A partnership is its own ultimate parent entity (UPE) and there is no group concept under the HSR Act, as there is, for example, under Section 13 of the Securities Act of 1934. Therefore, the acquisition of assets by a partnership will not be attributed to any one or more of its partners individually or in the aggregate (except as the Partnership) for any purpose under the HSR Act. This is true, providing the requisite business purpose exists, even if (a) the partnership acquires such assets at a time when its partners are prohibited from doing so themselves without filing a premerger notification form and observing the waiting period; (b) the partners infuse funds into the partnerships to acquire such assets and (c) the partnership is formed to acquire such assets.

A partnership with assets or less than $10,000,000 as at the time of its latest regularly prepared balance sheet and a partnership formed for the purpose of making an acquisition are both exempt from complying with the filing and waiting period requirements of the HSR Act. A newly-formed partnership must prepare, as at the date that it makes an acquisition, a balance sheet, which for the purpose of determining (a) whether the acquisition satisfies the size of the transaction test, would include all of the partnerships assets, and (b) whether the partnership satisfied the size of person test would not include assets which were (or were committed to be) infused into the partnership for the purpose of making the acquisition.

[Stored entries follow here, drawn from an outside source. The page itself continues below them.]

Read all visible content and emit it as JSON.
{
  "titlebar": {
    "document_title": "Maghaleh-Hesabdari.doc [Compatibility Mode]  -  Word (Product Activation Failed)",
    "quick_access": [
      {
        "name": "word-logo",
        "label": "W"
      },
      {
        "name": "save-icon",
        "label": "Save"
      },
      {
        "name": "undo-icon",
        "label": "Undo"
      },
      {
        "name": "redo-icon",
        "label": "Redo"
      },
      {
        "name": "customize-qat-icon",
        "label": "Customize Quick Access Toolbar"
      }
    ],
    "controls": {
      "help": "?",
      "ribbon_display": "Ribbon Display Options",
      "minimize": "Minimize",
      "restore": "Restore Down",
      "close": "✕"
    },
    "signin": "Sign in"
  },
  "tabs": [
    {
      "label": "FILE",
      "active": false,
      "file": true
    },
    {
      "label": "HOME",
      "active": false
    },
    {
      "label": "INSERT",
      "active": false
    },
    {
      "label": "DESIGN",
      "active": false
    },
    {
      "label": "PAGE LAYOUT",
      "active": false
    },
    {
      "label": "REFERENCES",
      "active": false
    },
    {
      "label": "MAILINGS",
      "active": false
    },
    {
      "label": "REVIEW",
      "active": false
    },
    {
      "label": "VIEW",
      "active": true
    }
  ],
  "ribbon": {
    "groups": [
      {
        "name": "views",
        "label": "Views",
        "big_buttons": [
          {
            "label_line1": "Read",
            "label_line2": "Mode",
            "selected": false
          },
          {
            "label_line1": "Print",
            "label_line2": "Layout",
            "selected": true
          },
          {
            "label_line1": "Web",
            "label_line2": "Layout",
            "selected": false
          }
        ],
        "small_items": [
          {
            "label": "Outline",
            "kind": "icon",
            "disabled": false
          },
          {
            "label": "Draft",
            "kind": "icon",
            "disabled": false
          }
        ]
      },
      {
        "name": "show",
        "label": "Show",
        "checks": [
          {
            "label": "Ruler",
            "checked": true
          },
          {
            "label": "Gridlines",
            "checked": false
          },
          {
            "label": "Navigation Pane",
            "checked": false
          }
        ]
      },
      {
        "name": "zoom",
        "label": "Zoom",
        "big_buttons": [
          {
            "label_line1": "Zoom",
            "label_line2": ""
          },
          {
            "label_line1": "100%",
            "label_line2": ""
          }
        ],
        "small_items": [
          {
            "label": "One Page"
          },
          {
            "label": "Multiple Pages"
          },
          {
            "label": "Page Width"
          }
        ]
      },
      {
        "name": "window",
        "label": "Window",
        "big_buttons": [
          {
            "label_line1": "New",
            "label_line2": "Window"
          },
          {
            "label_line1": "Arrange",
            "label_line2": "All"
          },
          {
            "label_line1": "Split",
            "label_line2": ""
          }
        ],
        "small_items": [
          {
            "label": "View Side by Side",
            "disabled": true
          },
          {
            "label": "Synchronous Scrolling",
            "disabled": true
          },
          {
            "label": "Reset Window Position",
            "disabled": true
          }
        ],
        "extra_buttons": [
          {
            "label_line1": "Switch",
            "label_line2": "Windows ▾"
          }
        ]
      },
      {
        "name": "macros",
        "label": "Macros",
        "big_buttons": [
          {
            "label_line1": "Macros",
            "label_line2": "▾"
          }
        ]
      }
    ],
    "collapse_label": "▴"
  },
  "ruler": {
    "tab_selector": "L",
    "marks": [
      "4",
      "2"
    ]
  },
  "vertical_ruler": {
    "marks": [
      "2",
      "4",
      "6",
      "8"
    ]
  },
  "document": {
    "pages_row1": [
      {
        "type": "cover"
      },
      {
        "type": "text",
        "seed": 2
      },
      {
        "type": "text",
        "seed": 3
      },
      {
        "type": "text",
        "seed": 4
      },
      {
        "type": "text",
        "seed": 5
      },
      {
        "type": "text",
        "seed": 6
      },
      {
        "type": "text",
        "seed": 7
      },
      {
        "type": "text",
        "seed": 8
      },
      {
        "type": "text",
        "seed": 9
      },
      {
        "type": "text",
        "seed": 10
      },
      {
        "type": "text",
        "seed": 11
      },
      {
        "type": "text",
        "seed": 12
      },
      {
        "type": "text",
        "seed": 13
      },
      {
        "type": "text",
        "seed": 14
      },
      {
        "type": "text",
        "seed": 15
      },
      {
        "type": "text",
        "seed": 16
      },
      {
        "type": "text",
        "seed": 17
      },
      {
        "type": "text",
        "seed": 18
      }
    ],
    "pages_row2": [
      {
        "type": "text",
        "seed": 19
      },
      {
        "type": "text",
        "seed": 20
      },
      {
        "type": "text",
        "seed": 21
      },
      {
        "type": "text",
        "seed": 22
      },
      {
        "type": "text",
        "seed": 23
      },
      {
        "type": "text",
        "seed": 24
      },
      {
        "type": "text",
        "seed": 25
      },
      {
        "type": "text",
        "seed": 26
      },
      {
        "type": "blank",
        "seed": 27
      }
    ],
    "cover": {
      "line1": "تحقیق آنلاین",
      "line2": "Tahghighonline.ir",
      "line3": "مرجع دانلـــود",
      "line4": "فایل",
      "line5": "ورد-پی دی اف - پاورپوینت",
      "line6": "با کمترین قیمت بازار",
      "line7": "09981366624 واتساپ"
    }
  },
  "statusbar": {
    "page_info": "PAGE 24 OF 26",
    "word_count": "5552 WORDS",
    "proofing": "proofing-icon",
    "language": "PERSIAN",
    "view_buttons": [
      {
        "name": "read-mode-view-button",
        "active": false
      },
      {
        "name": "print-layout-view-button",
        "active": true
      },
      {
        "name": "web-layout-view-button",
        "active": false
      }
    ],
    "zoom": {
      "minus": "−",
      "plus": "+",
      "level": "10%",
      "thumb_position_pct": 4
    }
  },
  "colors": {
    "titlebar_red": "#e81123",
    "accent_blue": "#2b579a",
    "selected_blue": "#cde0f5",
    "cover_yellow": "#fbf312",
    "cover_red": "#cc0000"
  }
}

All of such funds need not be infused into the partnership at one time. Other than as set forth above, there is no specific time at which a UPE must prepare a balance sheet, but an UPE may not fail to prepare a balance sheet in order to perpetuate its status as an exempt entity.

As a result of the foregoing, provided the funds have been (or will be) infused for the purpose of making a particular acquisition, and until a partnership is required to have a regularly prepared balance sheet showing assets in excess of $10,000,000, a partnership which (a) is newly formed, is exempt from complying with the filing and waiting period requirements of the HSR Act regardless of the amount of its equity and (b) has assets of less than $10,000,000 as at the date of its latest regularly prepared balance sheet and is funded with, for example, an additional $100,000,000 in cash and/or unconditional obligations of its partners (old and new) to contribute cash to its capital, is likewise exempt from complying with the filing and waiting period requirements of the HSR Act.

In addition, any combination of the scenarios of the preceding paragraphs will cause a result consistent with the results described in those paragraphs.

The absence of a legitimate business purpose will render unavailable to the UPE the benefits described herein. However, there exists a broad range of legitimate business purposes which may be available to an UPE whose purpose is not solely to avoid the application of the HSR Act, including the desire (a) to achieve certain tax results and/or (b) to obtain additional funds (whether existing in, or obtainable by, the partnership) and/or (c) the participation of additional investors (whether on the same or different terms as other investors).

As you may recall, in the past, I have discussed various aspects of the HSR Act with you and other attorneys at the FTC. Certain of the conclusions contained in this letter are based upon one or more of those conversations and the related correspondence and this letter is intended to supplement rather than supersede such correspondence.

Thank you again for your time and your help.

About Informal Interpretations

Informal interpretations provide guidance from previous staff interpretations on the applicability of the HSR rules to specific fact situations. You should not rely on them as a substitute for reading the Act and the Rules themselves. These materials do not, and are not intended to, constitute legal advice.